Life is sometimes sweeter when we’re forced to dial down our addiction to smartphones.
When I opened the locker at my local pool last week and found my wallet had been stolen, I was annoyed but not disheartened.
There was a fiver in cash, a few membership cards and a credit and debit card that would need cancelling.
Then I went to my other jeans pocket to make the call to the bank. But the pocket was empty.
It wasn’t just my wallet that had been taken, it was my mobile too. The iPhone 6 which I had paid for in full was gone and now everything was suddenly more serious.
I’ve been a moderate tech dork since I started covering the beat nearly ten years ago.
In that time I’ve become the guy who knows about niche apps, has learned how to take a decent pic with a smartphone and has developed quite the on-the-go email addiction.
But, until now, I had never had my phone taken away from me. Granted, I’d tried to leave it at home at quiet moments.
But since the dawn of Apple’s Health app, that meant I’d be unable to track my steps and distance covered in a day.
So now it always came with me. My iPhone had even turned the edges of my navy jeans’ pocket white.
Now though, I was going to have to cope without it. After that initial wave of deep concern, I took a step back and went through the necessary motions.
I called my insurance company. I logged onto iCloud and pulled my photos into a local folder and used Find My iPhone to remotely wipe the device (and leave a choice message for the person who’d pinched it).
What surprised me was the realisation that if you back things up properly, and have a decent insurance policy, sorting these things was surprising painless. Stashing everything in the cloud clearly has it uses.
But, as I got on the train home without a phone or wallet, I realised my usual physical tic, of reaching for my iPhone to flick through Twitter and Instagram, or browse promoted emails, wasn’t going to have a pay off.
Instead, I paid attention to my book for more than ten minutes.
It soon dawned on me that with the Bank Holiday approaching, I’d be minus a smartphone for a whole week. How would people contact me? And how would I make calls?

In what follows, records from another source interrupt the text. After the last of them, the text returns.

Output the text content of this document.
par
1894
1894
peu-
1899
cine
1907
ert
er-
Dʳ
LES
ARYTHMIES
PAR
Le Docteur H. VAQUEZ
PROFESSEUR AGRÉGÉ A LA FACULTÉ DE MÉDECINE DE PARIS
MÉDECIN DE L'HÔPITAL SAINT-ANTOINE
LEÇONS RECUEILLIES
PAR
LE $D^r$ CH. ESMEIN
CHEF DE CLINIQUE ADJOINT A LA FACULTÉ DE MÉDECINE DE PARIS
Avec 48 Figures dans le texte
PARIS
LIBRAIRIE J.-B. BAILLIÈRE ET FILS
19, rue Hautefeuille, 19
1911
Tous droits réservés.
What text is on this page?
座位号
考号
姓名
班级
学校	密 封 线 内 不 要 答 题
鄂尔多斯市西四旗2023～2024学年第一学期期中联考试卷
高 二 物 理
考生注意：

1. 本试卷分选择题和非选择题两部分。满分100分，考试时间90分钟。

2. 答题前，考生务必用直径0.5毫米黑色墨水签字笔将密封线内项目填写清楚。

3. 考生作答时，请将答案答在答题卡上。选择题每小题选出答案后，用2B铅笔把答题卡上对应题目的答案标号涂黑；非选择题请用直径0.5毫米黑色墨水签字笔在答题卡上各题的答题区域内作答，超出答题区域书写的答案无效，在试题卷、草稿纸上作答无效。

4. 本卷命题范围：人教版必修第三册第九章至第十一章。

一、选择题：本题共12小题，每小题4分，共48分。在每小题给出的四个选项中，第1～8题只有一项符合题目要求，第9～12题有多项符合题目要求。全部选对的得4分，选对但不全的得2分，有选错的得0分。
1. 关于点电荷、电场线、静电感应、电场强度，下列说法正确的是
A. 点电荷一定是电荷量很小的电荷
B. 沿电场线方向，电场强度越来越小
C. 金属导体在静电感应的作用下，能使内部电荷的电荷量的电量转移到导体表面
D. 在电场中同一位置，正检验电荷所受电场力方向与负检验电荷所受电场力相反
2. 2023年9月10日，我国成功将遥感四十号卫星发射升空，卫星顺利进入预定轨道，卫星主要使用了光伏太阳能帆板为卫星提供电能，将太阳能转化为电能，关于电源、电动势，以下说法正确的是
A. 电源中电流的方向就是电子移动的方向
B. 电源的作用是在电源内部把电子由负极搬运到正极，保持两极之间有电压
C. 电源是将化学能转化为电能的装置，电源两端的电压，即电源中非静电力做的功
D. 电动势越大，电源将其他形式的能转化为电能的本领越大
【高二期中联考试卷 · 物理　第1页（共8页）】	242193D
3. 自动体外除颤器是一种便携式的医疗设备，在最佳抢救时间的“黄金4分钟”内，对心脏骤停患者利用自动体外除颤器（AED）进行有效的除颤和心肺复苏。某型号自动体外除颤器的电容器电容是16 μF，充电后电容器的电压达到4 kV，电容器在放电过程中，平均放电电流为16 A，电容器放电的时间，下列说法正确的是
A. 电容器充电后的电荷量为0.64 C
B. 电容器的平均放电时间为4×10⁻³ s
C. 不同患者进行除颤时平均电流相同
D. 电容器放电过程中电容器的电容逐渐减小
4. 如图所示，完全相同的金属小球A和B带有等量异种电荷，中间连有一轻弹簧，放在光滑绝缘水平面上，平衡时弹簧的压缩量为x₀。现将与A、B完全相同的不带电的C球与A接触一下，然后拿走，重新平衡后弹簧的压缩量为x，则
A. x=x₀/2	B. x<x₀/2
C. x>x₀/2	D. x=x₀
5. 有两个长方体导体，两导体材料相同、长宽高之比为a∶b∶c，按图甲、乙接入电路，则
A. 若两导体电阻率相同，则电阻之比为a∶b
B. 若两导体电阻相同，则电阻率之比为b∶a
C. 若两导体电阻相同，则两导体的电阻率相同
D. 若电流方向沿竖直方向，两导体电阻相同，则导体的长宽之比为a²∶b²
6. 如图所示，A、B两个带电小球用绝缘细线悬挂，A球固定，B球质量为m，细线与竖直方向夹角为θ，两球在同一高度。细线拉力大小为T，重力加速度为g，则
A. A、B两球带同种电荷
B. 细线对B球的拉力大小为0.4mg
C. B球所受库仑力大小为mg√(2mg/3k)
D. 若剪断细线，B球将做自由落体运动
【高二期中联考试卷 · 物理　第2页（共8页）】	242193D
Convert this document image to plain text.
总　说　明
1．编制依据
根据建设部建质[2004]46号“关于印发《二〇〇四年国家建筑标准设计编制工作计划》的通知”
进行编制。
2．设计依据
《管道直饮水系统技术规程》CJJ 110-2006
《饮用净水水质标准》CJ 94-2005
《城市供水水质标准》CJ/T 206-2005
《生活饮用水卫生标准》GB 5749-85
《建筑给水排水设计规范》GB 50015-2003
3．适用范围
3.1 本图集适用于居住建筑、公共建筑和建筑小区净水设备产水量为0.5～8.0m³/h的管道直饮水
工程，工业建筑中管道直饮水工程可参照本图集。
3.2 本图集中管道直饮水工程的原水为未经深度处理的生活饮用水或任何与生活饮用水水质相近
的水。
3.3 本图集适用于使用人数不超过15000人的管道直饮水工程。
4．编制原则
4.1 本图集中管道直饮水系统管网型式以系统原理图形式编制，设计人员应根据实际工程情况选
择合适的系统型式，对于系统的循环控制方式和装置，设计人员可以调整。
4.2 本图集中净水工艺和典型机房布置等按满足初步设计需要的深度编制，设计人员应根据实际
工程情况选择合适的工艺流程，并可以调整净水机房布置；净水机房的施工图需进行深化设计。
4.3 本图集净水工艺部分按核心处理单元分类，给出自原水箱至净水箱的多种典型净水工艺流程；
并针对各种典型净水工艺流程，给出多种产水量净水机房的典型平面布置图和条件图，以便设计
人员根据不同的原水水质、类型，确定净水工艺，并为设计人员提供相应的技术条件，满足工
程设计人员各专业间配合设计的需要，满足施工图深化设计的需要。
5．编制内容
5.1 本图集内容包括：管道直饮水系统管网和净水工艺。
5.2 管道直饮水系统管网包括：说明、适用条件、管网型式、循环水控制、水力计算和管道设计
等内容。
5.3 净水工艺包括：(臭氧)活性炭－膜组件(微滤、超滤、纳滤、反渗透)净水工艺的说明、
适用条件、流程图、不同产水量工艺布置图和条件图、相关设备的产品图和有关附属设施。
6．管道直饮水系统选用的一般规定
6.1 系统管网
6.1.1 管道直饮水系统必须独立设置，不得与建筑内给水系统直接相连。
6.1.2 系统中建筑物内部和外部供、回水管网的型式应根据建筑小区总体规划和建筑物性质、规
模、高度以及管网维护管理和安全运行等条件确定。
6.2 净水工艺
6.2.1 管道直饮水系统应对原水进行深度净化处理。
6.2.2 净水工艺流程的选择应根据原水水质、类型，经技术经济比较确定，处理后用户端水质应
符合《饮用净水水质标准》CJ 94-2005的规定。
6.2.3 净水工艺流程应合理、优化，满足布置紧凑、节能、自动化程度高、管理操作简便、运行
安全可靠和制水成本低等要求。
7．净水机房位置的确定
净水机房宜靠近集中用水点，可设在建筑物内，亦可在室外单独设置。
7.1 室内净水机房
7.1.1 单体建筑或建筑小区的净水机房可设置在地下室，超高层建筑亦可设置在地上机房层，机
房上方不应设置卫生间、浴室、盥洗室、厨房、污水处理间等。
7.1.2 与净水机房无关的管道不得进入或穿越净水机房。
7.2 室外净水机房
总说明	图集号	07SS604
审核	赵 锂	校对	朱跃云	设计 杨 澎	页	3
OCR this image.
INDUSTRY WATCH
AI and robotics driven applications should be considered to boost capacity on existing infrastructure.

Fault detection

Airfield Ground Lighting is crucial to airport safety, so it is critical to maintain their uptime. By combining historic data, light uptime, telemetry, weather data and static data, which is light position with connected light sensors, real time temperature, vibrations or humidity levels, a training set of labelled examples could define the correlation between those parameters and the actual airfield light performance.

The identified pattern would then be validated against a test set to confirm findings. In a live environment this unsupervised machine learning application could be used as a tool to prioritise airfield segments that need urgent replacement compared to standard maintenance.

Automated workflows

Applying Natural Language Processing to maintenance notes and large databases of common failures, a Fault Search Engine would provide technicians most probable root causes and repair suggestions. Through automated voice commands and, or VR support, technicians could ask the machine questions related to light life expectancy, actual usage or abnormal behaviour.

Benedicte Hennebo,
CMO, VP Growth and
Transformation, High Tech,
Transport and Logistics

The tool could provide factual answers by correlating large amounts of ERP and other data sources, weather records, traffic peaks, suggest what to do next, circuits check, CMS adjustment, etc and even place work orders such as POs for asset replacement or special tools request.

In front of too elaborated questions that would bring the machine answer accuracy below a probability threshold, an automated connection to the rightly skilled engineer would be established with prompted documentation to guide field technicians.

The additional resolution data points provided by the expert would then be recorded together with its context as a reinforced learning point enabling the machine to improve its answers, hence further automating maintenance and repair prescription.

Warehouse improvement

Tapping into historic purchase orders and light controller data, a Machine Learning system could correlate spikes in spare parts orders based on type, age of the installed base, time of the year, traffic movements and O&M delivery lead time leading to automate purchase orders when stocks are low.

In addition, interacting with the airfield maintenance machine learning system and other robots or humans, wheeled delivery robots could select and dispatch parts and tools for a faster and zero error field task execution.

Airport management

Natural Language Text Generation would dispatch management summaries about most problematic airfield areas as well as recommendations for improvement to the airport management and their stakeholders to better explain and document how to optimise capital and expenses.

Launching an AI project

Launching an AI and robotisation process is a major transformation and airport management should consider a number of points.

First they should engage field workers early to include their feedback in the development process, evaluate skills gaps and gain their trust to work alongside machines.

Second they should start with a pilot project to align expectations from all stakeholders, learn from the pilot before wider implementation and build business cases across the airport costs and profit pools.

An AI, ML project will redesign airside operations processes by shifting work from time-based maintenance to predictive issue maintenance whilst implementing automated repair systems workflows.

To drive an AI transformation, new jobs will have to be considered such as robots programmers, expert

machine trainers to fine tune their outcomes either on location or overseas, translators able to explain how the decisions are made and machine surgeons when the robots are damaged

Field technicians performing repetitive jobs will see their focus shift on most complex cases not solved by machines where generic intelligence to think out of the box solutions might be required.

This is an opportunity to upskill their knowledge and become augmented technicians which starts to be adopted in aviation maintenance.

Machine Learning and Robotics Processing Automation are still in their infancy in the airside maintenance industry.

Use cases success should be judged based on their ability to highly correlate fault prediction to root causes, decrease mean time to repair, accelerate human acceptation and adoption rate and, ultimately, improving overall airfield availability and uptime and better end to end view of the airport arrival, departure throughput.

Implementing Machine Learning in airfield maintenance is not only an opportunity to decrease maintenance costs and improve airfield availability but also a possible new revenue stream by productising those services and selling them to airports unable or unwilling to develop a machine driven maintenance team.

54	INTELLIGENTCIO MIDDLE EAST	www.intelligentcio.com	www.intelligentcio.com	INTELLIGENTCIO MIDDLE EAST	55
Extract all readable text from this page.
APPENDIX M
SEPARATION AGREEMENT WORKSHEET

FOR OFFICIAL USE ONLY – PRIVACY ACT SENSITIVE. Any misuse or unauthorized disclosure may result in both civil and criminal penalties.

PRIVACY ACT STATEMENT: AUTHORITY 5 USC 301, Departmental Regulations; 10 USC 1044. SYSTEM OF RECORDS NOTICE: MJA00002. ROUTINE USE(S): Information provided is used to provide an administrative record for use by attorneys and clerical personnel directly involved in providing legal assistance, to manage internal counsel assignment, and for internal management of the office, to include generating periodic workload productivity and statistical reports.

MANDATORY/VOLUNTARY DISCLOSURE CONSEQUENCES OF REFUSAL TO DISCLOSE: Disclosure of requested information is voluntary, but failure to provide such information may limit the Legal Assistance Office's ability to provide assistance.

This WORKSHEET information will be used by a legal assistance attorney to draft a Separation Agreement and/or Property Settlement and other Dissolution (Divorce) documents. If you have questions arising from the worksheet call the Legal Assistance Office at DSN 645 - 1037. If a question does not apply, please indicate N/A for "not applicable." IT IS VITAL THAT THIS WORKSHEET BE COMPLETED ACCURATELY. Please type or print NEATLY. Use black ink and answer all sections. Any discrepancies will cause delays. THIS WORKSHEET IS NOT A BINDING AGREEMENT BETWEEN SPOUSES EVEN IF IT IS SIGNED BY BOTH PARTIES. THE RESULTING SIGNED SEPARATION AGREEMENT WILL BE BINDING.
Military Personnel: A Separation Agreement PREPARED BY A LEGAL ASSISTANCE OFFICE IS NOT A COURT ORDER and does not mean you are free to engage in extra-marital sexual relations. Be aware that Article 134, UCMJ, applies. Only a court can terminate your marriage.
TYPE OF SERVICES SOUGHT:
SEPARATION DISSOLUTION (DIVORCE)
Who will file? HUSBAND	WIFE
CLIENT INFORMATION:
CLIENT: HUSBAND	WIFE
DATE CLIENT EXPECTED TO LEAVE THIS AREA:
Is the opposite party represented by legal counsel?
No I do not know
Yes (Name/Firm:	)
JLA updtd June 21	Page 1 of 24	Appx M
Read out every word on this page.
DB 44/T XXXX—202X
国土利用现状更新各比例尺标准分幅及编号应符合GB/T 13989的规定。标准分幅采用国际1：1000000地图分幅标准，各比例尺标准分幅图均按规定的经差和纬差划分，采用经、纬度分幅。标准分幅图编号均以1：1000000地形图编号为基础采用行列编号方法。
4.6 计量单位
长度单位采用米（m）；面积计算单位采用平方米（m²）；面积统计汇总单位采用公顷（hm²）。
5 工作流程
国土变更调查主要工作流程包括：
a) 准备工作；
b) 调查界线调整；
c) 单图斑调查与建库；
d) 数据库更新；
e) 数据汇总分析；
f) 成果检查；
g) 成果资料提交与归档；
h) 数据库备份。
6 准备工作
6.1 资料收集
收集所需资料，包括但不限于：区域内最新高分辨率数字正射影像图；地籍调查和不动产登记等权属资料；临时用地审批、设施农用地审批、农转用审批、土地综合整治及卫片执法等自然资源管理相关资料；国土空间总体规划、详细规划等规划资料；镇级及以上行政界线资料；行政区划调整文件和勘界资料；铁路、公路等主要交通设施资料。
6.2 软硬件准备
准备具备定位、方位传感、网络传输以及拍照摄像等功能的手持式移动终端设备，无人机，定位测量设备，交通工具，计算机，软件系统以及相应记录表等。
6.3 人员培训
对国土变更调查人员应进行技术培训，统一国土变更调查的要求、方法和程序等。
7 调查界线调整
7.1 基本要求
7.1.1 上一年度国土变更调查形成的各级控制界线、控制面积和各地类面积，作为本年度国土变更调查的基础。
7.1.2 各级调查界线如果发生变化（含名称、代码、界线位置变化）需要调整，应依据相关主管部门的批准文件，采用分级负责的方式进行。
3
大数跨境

Well, Skype for desktop made life pretty easy when it came to calling the bank about fraud.
And it turns out email and social media were good for everything else.
Sure, there were on-the-fly things I could have used a smartphone for. Checking delayed trains from Kings Cross.
Using maps to locate a pub where my mates were. But by and large I could do these things before I left the house.
More than anything, though, I realised that I’ve become so addicted to my smartphone that I use it as a social security blanket, something to cling to and shut the world out when I have a spare few minutes.
It stops me from fully engaging with the latest episode of Mad Men, breaks my flow when I’m reading before going to bed, keeps me from looking up when I live in one of the most vibrant cities in the world.
Going cold turkey was surprisingly straightforward.
That’s not to say I’m happy that someone made off with a phone I saved hard for, or that it will doubtless go abroad and be sold on the black market because IMEI numbers can only be tracked in a home territory.
But it has made me realise that while these slices of technology have without doubt made our lives easier and often richer, they’ve stopped us spending time focusing.
My attention span appears to have grown longer in the past week. I’ve blitzed through books and sat with headphones on listening to whole albums on vinyl.
I haven’t been able to reach for a phone to tweet about what’s on Netflix, so I’ve fully engaged instead.
My new handset arrives today. And, yes, I’ll set it up within seconds of the courier leaving.
But I’ll be making sure it’s turned off at night, that the Health app stays unopened and that I only use it for email when it buzzes with a notification.